Description
- 2021 Colorado Book Awards Winner -
R.L. Maizes's Other People's Pets examines the gap between the families we're born into and those we create, and the danger that holding on to a troubled past may rob us of the future.
La La Fine relates to animals better than she does to other people. Abandoned by a mother who never wanted a family, raised by a locksmith-turned-thief father, La La looks to pets when it feels like the rest of the world conspires against her.
La La's world stops being whole when her mother, who never wanted a child, abandons her twice. First, when La La falls through thin ice on a skating trip, and again when the accusations of "unfit mother" feel too close to true. Left alone with her father--a locksmith by trade, and a thief in reality--La La is denied a regular life. She becomes her father's accomplice, calming the watchdog while he strips families of their most precious belongings.
When her father's luck runs out and he is arrested for burglary, everything La La has painstakingly built unravels. In her fourth year of veterinary school, she is forced to drop out, leaving school to pay for her father's legal fees the only way she knows how--robbing homes once again.
As an animal empath, she rationalizes her theft by focusing on houses with pets whose maladies only she can sense and caring for them before leaving with the family's valuables. The news reports a puzzled police force--searching for a thief who left behind medicine for the dog, water for the parrot, or food for the hamster.
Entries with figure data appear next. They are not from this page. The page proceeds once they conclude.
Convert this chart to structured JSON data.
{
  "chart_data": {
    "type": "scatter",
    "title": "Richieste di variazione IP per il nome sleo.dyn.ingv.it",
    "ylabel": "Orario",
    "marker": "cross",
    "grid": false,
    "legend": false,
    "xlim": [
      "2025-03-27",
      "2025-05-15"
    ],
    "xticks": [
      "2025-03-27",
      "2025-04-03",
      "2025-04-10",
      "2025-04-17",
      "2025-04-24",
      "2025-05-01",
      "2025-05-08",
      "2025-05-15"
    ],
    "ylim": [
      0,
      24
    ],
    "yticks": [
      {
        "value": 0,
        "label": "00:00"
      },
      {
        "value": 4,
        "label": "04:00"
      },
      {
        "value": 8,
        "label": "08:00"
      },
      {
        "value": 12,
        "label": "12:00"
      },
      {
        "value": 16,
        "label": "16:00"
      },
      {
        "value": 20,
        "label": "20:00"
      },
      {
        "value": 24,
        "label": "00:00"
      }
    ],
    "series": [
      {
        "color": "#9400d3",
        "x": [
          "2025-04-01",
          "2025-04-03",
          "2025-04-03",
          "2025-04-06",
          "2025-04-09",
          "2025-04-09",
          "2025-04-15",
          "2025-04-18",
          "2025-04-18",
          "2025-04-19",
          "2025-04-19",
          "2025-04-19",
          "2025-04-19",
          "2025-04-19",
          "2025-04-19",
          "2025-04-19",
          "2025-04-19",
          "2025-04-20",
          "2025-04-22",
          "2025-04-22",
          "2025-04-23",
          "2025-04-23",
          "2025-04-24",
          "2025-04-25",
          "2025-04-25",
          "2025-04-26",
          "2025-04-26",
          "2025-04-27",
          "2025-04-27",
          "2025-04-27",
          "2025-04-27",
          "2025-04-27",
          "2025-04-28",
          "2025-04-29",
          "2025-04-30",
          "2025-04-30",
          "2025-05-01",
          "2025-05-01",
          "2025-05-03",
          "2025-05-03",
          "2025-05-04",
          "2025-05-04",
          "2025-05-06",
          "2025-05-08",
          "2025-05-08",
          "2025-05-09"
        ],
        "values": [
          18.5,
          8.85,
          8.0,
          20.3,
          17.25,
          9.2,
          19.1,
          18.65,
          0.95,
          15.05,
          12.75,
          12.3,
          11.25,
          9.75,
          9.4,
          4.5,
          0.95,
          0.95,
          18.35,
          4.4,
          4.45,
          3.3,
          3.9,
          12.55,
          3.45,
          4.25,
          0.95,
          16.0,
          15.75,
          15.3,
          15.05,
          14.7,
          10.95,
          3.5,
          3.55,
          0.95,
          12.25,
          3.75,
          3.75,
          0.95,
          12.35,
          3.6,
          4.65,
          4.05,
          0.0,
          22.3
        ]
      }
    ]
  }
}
Desperate to compensate for new and old losses, La La continues to rob homes, but it's a strategy that ultimately will fail her.
About the Author
R.L. Maizes's novel, OTHER PEOPLE'S PETS (Celadon Books, Macmillan), is a Colorado Book Award Winner and a Library Journal Best Debut of Summer/Fall 2020. She is the author of the short story collection WE LOVE ANDERSON COOPER (Celadon Books). Her stories have aired on National Public Radio, and can be found in Electric Literature's Recommended Reading and in The Best Small Fictions 2020. Maizes's essays have been published in The New York Times, The Washington Post, O Magazine, and Literary Hub and have aired on NPR. Her humor articles have run in The New York Times and in McSweeney's Internet Tendency. Maizes was born in Queens, New York, and lives in Boulder County, CO.
Reviews
While reading R.L. Maizes' Other People's Pets, I could not stop saying, as La La mouths to herself at one point, remarkable. Every time the novel opened up yet again to reveal some new depth, much like La La and her ability to experience the emotions of the animals around her, I worried how the novel could hold such wonder without bursting, could control the pain and joy of this remarkable story. But Maizes possesses such magic. This examination of family, across all lines and definitions, will open you up in such necessary, beautiful ways.
--Kevin Wilson, author of Nothing to See Here and The Family Fang
This debut novel brings to life a wholly original, deeply charming, and seriously flawed character whose enormous heart leads her into a mess of trouble. A beguiling tale that will make readers want to leap into the pages....
--The Library Journal, STARRED Review
Maizes keeps the narrative anchored in reality, with believable details about the mechanics of a burglar's life and a large cast of well-rounded characters. This is a beguiling twist on the familiar formula of breaking unhealthy bonds with the past.
--Publishers Weekly While its quirky combination of fictional elements and adroit, deadpan writing give the novel a wryly comedic atmosphere, La La's story is melancholy and moving. An uncanny, appealing blend of suspense, irony, tragedy, and how-to for lock-picking, burgling, and ankle monitor removal.